AKA You won’t know how to write it on a computer or say the word to someone else which makes it pretty unhelpful for your vocab. But! If you are okay with that, this book does a good job at what it does!

A Guide to Japanese Grammar (Tae Kim)

A Guide to Japanese Grammar (Tae Kim)

Difficulty  ☠ ☠ ☠

Rating  ✫ ✫ ✫ ✫

Every now and then I get a nice, cheap text book on my kindle that makes me feel “This should have cost me a lot more than it did. And this book is DEFINITELY one of them!

I will warn you up front lest the skulls and crossbones above not perform their job… this book will NOT hold your hand going through it… in fact the author makes certain to point out that this book won’t, because he considers holding your hand to be problematic to your learning.

What does this mean exactly? Well for starters you’ll be learning the kanji from page 1… yep! We dive in full force here! He does take the time to explain the Japanese writing system and such so it is not too extreme a dive, but it is still a bit daunting compared to other books I have read. But I won’t lie… it works.. I am a slow learner, but there are definitely some kanji I recognize now right away such as 食べる (taberu/to eat) which in my opinion is the most important verb you can know! 😉

Why does this work? I think a large reason for this, is that the author takes the extra effort to write out every word that will be used in the chapter at the beginning of the chapter. This means that when you do get stuck on a word (in my case at least once a sentence) you can easily flip back and check to see what it was. This does make me wish I bought the physical copy instead of the kindle version but…. if I did that there was no way I could afford all the books in this review 😛

Other than that, it is basically a book describing why Japanese grammar works the way it does. If you have worked in languages before it is very interesting learning the history and logic behind Japanese grammar and I found it very useful, however I would only suggest this book once you have a good grasp of the very basics of Japanese. Otherwise it is very easy to get cold feet and run

The Japanese From Zero Series

The Japanese From Zero Series

Difficulty ☠

Rating ✫✫✫✫

*Note: All Ratings will be Out of 5*

I am starting with this one because it was the first series I read through, and I think it holds a lot of merit.

Japanese from Zero is a series written by a translator named George Trombley Jr and has a unique feature to it that I personally found helpful for learning.
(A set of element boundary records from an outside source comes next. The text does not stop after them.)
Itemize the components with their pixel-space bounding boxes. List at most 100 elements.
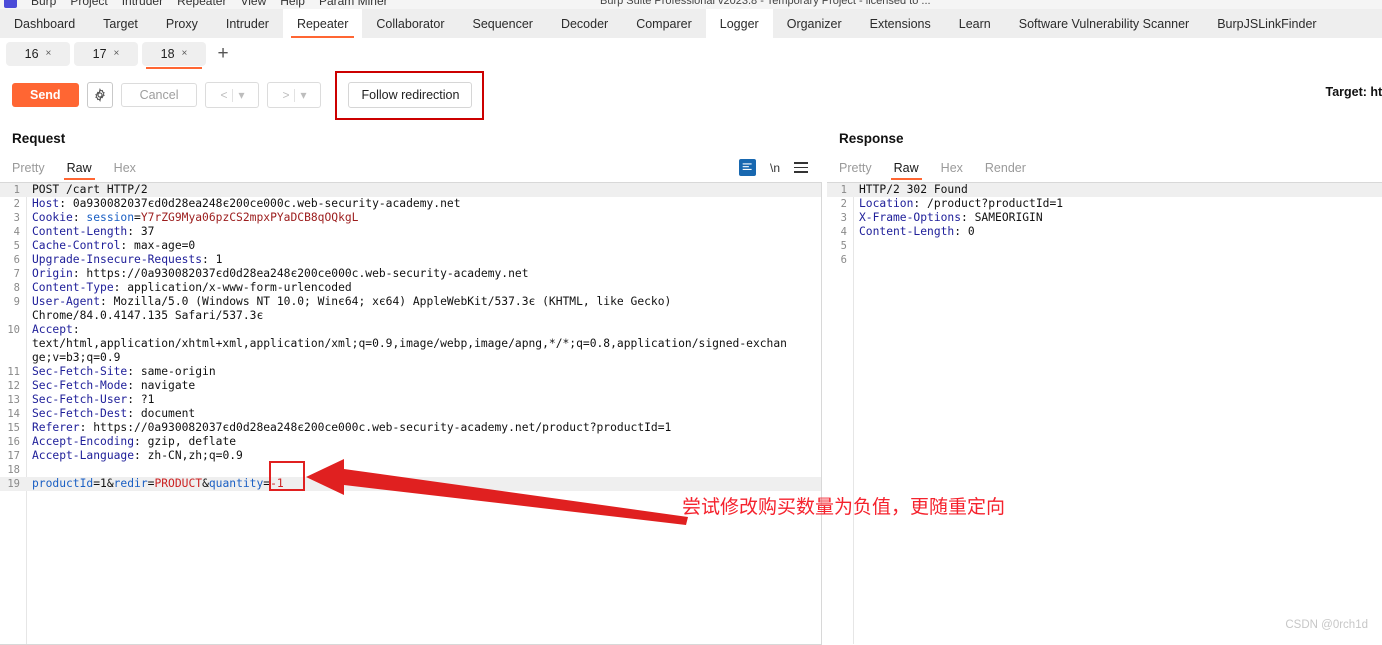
line-content[interactable]: Accept-Language: zh-CN,zh;q=0.9: [26, 449, 243, 463]
tab-decoder[interactable]: Decoder: [547, 9, 622, 38]
menu-item-help[interactable]: Help: [280, 0, 305, 8]
request-tab-hex[interactable]: Hex: [114, 161, 136, 180]
code-line[interactable]: Chrome/84.0.4147.135 Safari/537.3є: [0, 309, 821, 323]
code-line[interactable]: 5 Cache-Control: max-age=0: [0, 239, 821, 253]
previous-request-button[interactable]: < ▾: [205, 82, 260, 108]
menu-item-view[interactable]: View: [240, 0, 266, 8]
code-line[interactable]: 17 Accept-Language: zh-CN,zh;q=0.9: [0, 449, 821, 463]
response-editor[interactable]: 1 HTTP/2 302 Found 2 Location: /product?pro…: [827, 182, 1382, 644]
line-content[interactable]: Location: /product?productId=1: [853, 197, 1063, 211]
close-icon[interactable]: ×: [46, 48, 52, 59]
code-line[interactable]: 4 Content-Length: 0: [827, 225, 1382, 239]
line-content[interactable]: Accept-Encoding: gzip, deflate: [26, 435, 236, 449]
line-content[interactable]: Content-Type: application/x-www-form-url…: [26, 281, 352, 295]
send-button[interactable]: Send: [12, 83, 79, 107]
code-line[interactable]: 1 POST /cart HTTP/2: [0, 183, 821, 197]
code-line[interactable]: 7 Origin: https://0a930082037єd0d28ea248є…: [0, 267, 821, 281]
request-tab-pretty[interactable]: Pretty: [12, 161, 45, 180]
line-content[interactable]: Referer: https://0a930082037єd0d28ea248є…: [26, 421, 671, 435]
code-line[interactable]: 18: [0, 463, 821, 477]
response-tab-hex[interactable]: Hex: [941, 161, 963, 180]
tab-learn[interactable]: Learn: [945, 9, 1005, 38]
tab-burpjslinkfinder[interactable]: BurpJSLinkFinder: [1203, 9, 1330, 38]
code-line[interactable]: 15 Referer: https://0a930082037єd0d28ea24…: [0, 421, 821, 435]
menu-item-intruder[interactable]: Intruder: [122, 0, 163, 8]
response-code[interactable]: 1 HTTP/2 302 Found 2 Location: /product?pro…: [827, 183, 1382, 267]
menu-item-burp[interactable]: Burp: [31, 0, 56, 8]
code-line[interactable]: 1 HTTP/2 302 Found: [827, 183, 1382, 197]
tab-proxy[interactable]: Proxy: [152, 9, 212, 38]
menu-item-repeater[interactable]: Repeater: [177, 0, 226, 8]
line-content[interactable]: text/html,application/xhtml+xml,applicat…: [26, 337, 787, 351]
chevron-down-icon[interactable]: ▾: [300, 88, 306, 102]
close-icon[interactable]: ×: [182, 48, 188, 59]
tab-extensions[interactable]: Extensions: [856, 9, 945, 38]
chevron-down-icon[interactable]: ▾: [238, 88, 244, 102]
line-content[interactable]: Sec-Fetch-Site: same-origin: [26, 365, 216, 379]
code-line[interactable]: 9 User-Agent: Mozilla/5.0 (Windows NT 10.…: [0, 295, 821, 309]
format-icon[interactable]: [738, 159, 756, 176]
line-content[interactable]: Cache-Control: max-age=0: [26, 239, 195, 253]
code-line[interactable]: 3 X-Frame-Options: SAMEORIGIN: [827, 211, 1382, 225]
tab-sequencer[interactable]: Sequencer: [458, 9, 546, 38]
line-content[interactable]: Host: 0a930082037єd0d28ea248є200ce000c.w…: [26, 197, 461, 211]
code-line[interactable]: 16 Accept-Encoding: gzip, deflate: [0, 435, 821, 449]
code-line[interactable]: 8 Content-Type: application/x-www-form-ur…: [0, 281, 821, 295]
code-line[interactable]: 6: [827, 253, 1382, 267]
line-content[interactable]: Content-Length: 37: [26, 225, 154, 239]
response-tab-render[interactable]: Render: [985, 161, 1026, 180]
menu-item-project[interactable]: Project: [70, 0, 107, 8]
repeater-tab-17[interactable]: 17 ×: [74, 41, 138, 66]
tab-repeater[interactable]: Repeater: [282, 9, 363, 38]
line-content[interactable]: productId=1&redir=PRODUCT&quantity=-1: [26, 477, 284, 491]
request-tab-raw[interactable]: Raw: [63, 161, 95, 180]
tab-collaborator[interactable]: Collaborator: [362, 9, 458, 38]
repeater-tab-18[interactable]: 18 ×: [142, 41, 206, 69]
menu-item-param-miner[interactable]: Param Miner: [319, 0, 388, 8]
code-line[interactable]: 4 Content-Length: 37: [0, 225, 821, 239]
response-tab-pretty[interactable]: Pretty: [839, 161, 872, 180]
settings-gear-button[interactable]: [86, 82, 113, 108]
tab-software-vulnerability-scanner[interactable]: Software Vulnerability Scanner: [1005, 9, 1203, 38]
code-line[interactable]: text/html,application/xhtml+xml,applicat…: [0, 337, 821, 351]
code-line[interactable]: 10 Accept:: [0, 323, 821, 337]
tab-dashboard[interactable]: Dashboard: [0, 9, 89, 38]
request-code[interactable]: 1 POST /cart HTTP/2 2 Host: 0a930082037єd0d…: [0, 183, 821, 491]
code-line[interactable]: 12 Sec-Fetch-Mode: navigate: [0, 379, 821, 393]
repeater-tab-16[interactable]: 16 ×: [6, 41, 70, 66]
line-content[interactable]: Upgrade-Insecure-Requests: 1: [26, 253, 222, 267]
code-line[interactable]: 3 Cookie: session=Y7rZG9Mya06pzCS2mpxPYaD…: [0, 211, 821, 225]
code-line[interactable]: ge;v=b3;q=0.9: [0, 351, 821, 365]
hamburger-icon[interactable]: [794, 162, 808, 173]
response-tab-raw[interactable]: Raw: [890, 161, 922, 180]
request-editor[interactable]: 1 POST /cart HTTP/2 2 Host: 0a930082037єd0d…: [0, 182, 822, 645]
tab-logger[interactable]: Logger: [705, 9, 773, 38]
tab-organizer[interactable]: Organizer: [773, 9, 856, 38]
line-content[interactable]: User-Agent: Mozilla/5.0 (Windows NT 10.0…: [26, 295, 671, 309]
tab-target[interactable]: Target: [89, 9, 152, 38]
line-content[interactable]: Sec-Fetch-Dest: document: [26, 407, 195, 421]
line-content[interactable]: Sec-Fetch-Mode: navigate: [26, 379, 195, 393]
code-line[interactable]: 13 Sec-Fetch-User: ?1: [0, 393, 821, 407]
follow-redirection-button[interactable]: Follow redirection: [348, 81, 473, 108]
line-content[interactable]: Accept:: [26, 323, 80, 337]
add-tab-icon[interactable]: +: [210, 42, 236, 66]
cancel-button[interactable]: Cancel: [120, 83, 198, 107]
code-line[interactable]: 19 productId=1&redir=PRODUCT&quantity=-1: [0, 477, 821, 491]
code-line[interactable]: 2 Host: 0a930082037єd0d28ea248є200ce000c.…: [0, 197, 821, 211]
line-content[interactable]: Content-Length: 0: [853, 225, 975, 239]
line-content[interactable]: Cookie: session=Y7rZG9Mya06pzCS2mpxPYaDC…: [26, 211, 359, 225]
line-content[interactable]: Sec-Fetch-User: ?1: [26, 393, 154, 407]
close-icon[interactable]: ×: [114, 48, 120, 59]
line-content[interactable]: Chrome/84.0.4147.135 Safari/537.3є: [26, 309, 263, 323]
line-content[interactable]: Origin: https://0a930082037єd0d28ea248є2…: [26, 267, 529, 281]
code-line[interactable]: 14 Sec-Fetch-Dest: document: [0, 407, 821, 421]
code-line[interactable]: 5: [827, 239, 1382, 253]
next-request-button[interactable]: > ▾: [267, 82, 322, 108]
line-content[interactable]: POST /cart HTTP/2: [26, 183, 148, 197]
line-content[interactable]: HTTP/2 302 Found: [853, 183, 968, 197]
tab-comparer[interactable]: Comparer: [622, 9, 706, 38]
code-line[interactable]: 11 Sec-Fetch-Site: same-origin: [0, 365, 821, 379]
code-line[interactable]: 6 Upgrade-Insecure-Requests: 1: [0, 253, 821, 267]
tab-intruder[interactable]: Intruder: [212, 9, 283, 38]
That feature would be how they introduce you to Japanese characters.

Each book focuses on a different part of the Japanese writing system. Book 1 focuses on Hiragana, Book 2 on Katakana, and books 3 and 4 on Kanji, while also teaching you the basics of Japanese grammar and vocabulary. The trick to it however is that instead of simply giving you the complete alphabet on page 1 and then writing the whole book in said characters, Japanese from Zero uses a progressive system. Each chapter introduces you to a new row or two of it’s alphabet, and then replaces ONLY those characters. What starts out as a book mostly written in Romaji (Japanese writing in English characters) ends up being almost all in Japanese by the end.

Each lesson builds on the previous like this, so it is best not to skip ahead, and the workbook portions of it are great for review including practice on writing out the characters with the proper stroke order as well as translation and conversation practice.

Now this book series is not perfect in itself. There are a few times they mess up on their own progressive system, introducing characters you have not learned yet that throws you off when you’re focused, as well I found it to not be very useful for learning pronunciation or casual conversations. Because it covers such a broad amount of information it can appear to move slowly and yet be somewhat overwhelming at the same time.

That being said, while it is not the best as a one and only text book, but if you want to focus on improving your written Japanese, I can think of no series that does it better!